While I knew that a brief stay in a luxury resort before a hike wouldn’t give me a privileged insight into the essence of the Nepali identity, I did hope that experiencing Kathmandu firsthand might hint at the forces that influence that identity.<

Kathmandu Sunset

After all, the relationship between a city and its inhabitants is a strange thing. The people are the city; they are its life. And yet, as a physical extension of its people, the city takes on an identity of its own. Its parameters confine and regiment the day-to-day lives of its people. The lay of the roads, the concentration of industries, the angles of the architecture—these factors act on the city’s inhabitants, determining where they go to school, where they work, who they marry, their stress level, their walking speed, and how often they see the sky. Their environment becomes a part of them. The city contains them, and they contain the city.

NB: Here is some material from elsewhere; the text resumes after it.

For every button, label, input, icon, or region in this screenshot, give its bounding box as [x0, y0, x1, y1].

After landing, my traveling companions and I met our guide and driver for our forty-five minute transfer to Gokarna Forest Resort, in the lush hills outside the city proper.

Along the way, we cruised through narrow streets in our Toyota Hiace, brushing past mopeds and pint-sized pick-up trucks, packed with passengers. Outside our window, bundles of power lines hummed, their black cables wending through the air only seven feet off the ground, twisting in tangles around each other and terminating in great bundled hoops.  Locals idled in open storefronts, overflowing with a mixture of Indian and Chinese conveniences and flavors.

Kathmandu

Kathmandu is a patchwork city. Due to the seismic activity caused by the growth of the Himalayan range, few Nepali homes meet the legal requirements to extend higher than four stories, and they all seem to follow the same basic design: a square foundation and a colorful facade, featuring a grid of front windows and a few decks, topped by a flat roof, everything but the front left windowless and unadorned. Each appears to be designed as a unit to be slotted into a row of houses, and yet they face in all directions, spaced without any plan in mind. As a result, Kathmandu seems built from an implied chaos, feeling both cramped and spacious.

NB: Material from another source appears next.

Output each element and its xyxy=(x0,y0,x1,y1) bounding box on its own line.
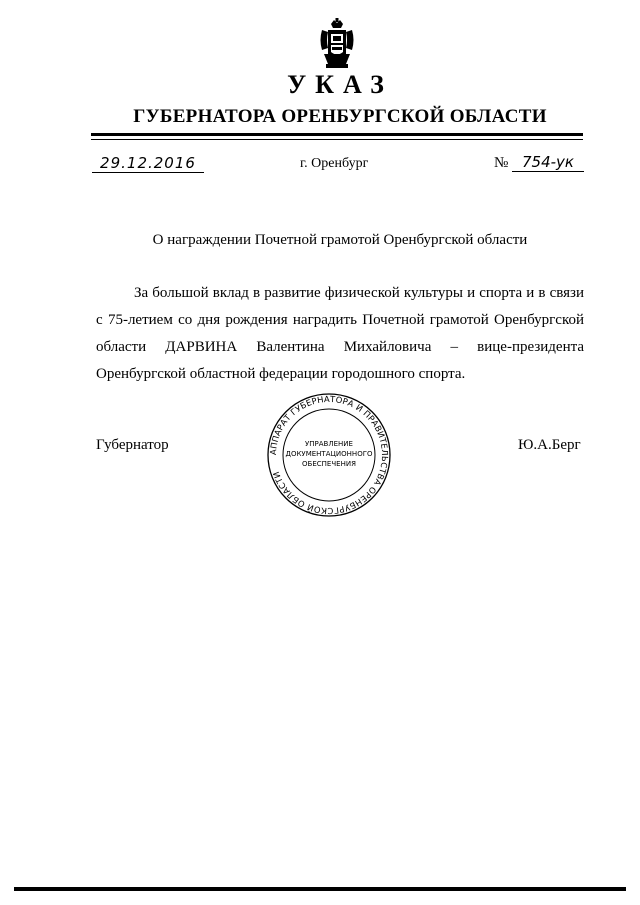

“They didn’t think it through,” Raz, our guide, said as we rumbled along a lonely dirt road on an otherwise bare hill. “This road may never be completed.”

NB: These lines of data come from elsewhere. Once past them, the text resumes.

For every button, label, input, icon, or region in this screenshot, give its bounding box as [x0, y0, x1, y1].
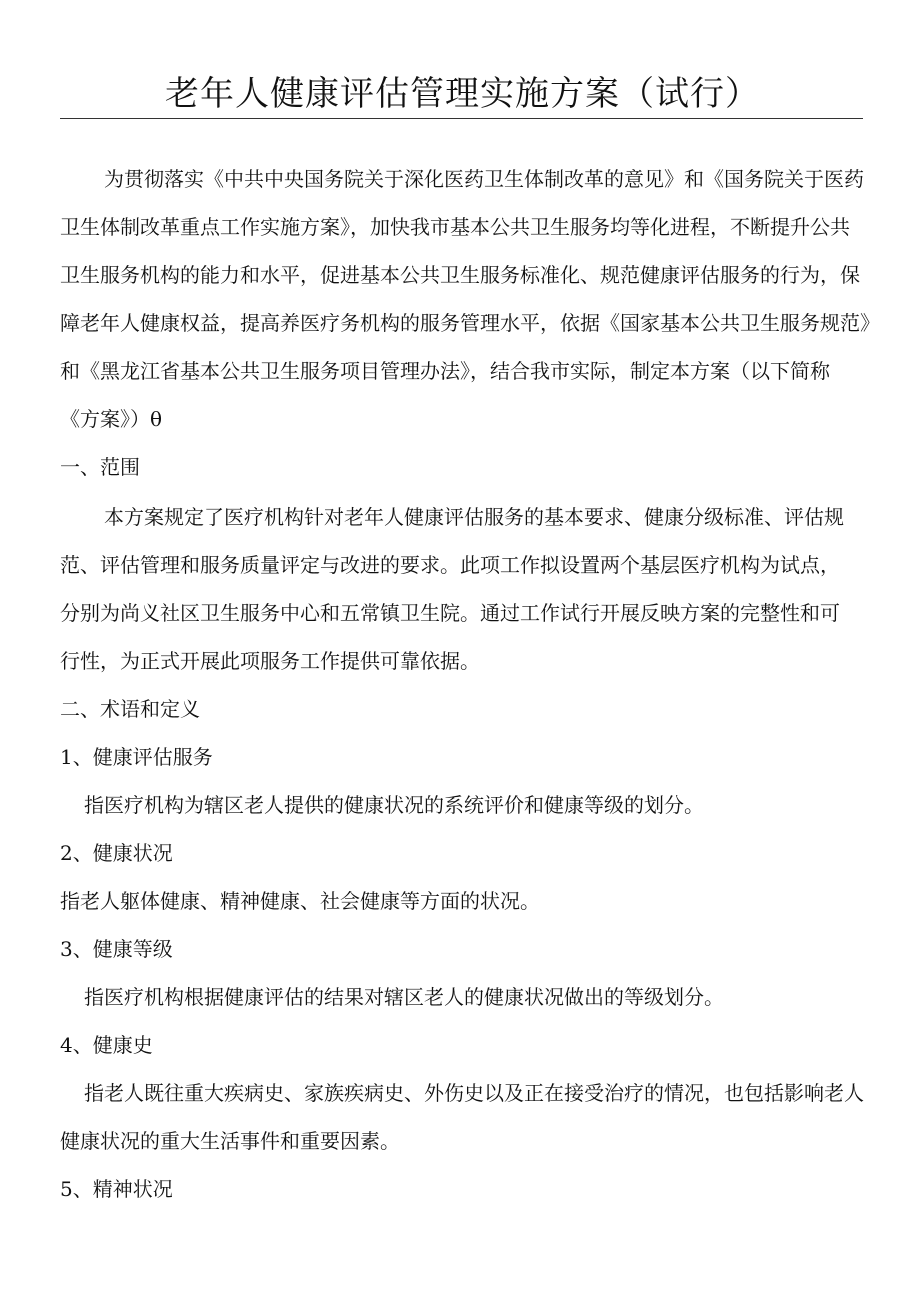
scope-line-4: 行性，为正式开展此项服务工作提供可靠依据。	[60, 649, 480, 673]
title-underline	[60, 118, 863, 119]
section-heading-terms: 二、术语和定义	[60, 697, 200, 721]
term-definition-2: 指老人躯体健康、精神健康、社会健康等方面的状况。	[60, 889, 540, 913]
intro-line-1: 为贯彻落实《中共中央国务院关于深化医药卫生体制改革的意见》和《国务院关于医药	[104, 167, 864, 191]
scope-line-3: 分别为尚义社区卫生服务中心和五常镇卫生院。通过工作试行开展反映方案的完整性和可	[60, 601, 840, 625]
section-heading-scope: 一、范围	[60, 455, 140, 479]
term-heading-2: 2、健康状况	[60, 841, 173, 865]
intro-line-3: 卫生服务机构的能力和水平，促进基本公共卫生服务标准化、规范健康评估服务的行为，保	[60, 263, 860, 287]
term-definition-4-line-1: 指老人既往重大疾病史、家族疾病史、外伤史以及正在接受治疗的情况，也包括影响老人	[84, 1081, 864, 1105]
intro-line-6: 《方案》）θ	[60, 407, 163, 431]
scope-line-2: 范、评估管理和服务质量评定与改进的要求。此项工作拟设置两个基层医疗机构为试点，	[60, 553, 840, 577]
intro-line-2: 卫生体制改革重点工作实施方案》，加快我市基本公共卫生服务均等化进程，不断提升公共	[60, 215, 850, 239]
intro-line-4: 障老年人健康权益，提高养医疗务机构的服务管理水平，依据《国家基本公共卫生服务规范》	[60, 311, 880, 335]
document-title: 老年人健康评估管理实施方案（试行）	[165, 74, 760, 114]
term-heading-4: 4、健康史	[60, 1033, 153, 1057]
term-definition-3: 指医疗机构根据健康评估的结果对辖区老人的健康状况做出的等级划分。	[84, 985, 724, 1009]
term-definition-1: 指医疗机构为辖区老人提供的健康状况的系统评价和健康等级的划分。	[84, 793, 704, 817]
term-heading-3: 3、健康等级	[60, 937, 173, 961]
scope-line-1: 本方案规定了医疗机构针对老年人健康评估服务的基本要求、健康分级标准、评估规	[104, 505, 844, 529]
term-heading-5: 5、精神状况	[60, 1177, 173, 1201]
intro-line-5: 和《黑龙江省基本公共卫生服务项目管理办法》，结合我市实际，制定本方案（以下简称	[60, 359, 830, 383]
term-heading-1: 1、健康评估服务	[60, 745, 213, 769]
term-definition-4-line-2: 健康状况的重大生活事件和重要因素。	[60, 1129, 400, 1153]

We passed by a claustrophobic clutch of houses, huddled together with their backs exposed, surrounded by empty lots. I asked Raz where these houses come from: who buys them from whom and why they’re built so arbitrarily. And Raz explained something I’ve come to call “The Nepali Dream.”

Kathmandu

It goes like this: A man comes of age; he marries; he has his children. But he is poor—a relatively poor man in a relatively poor country. Perhaps he lives in one of the many small villages where electricity and tap water are far from guaranteed and gainful employment even less so. So, this man sets out to make his fortune.

He takes a menial job in India or a gulf country (long-haul trucking, working construction, quarrying, etc.). He works himself to the bone each day, and while he works, he earns and he saves and he sends back to his family wages almost completely inaccessible to him in Nepal. These jobs range from the sort of humane but unglamorous labor of a first world country to exploitation on the level of indentured servitude.

Kathmandu

In either case, after two to five years, he has put in his time and saved enough that he can return to Nepal, buy a plot of land, build a four-story apartment building, rent it to tenants and—one hopes—have enough money to support his child’s private schooling and maintain a reasonably comfortable lifestyle for his wife and himself.

I looked out the window, realizing that each of those houses was someone’s hope for themselves and their children, something they had worked towards with everything they had.

“Kathmandu is always growing, always expanding,” Raz explains.

Brett in Nepal

I stared out the window at the fleeting facades and thought about a city of thousands of individual homes; each facing their own direction; each containing individual families from different castes, religions, and ethnic groups; their own hopes and desires in mind; living in each other’s dreams; and always reaching.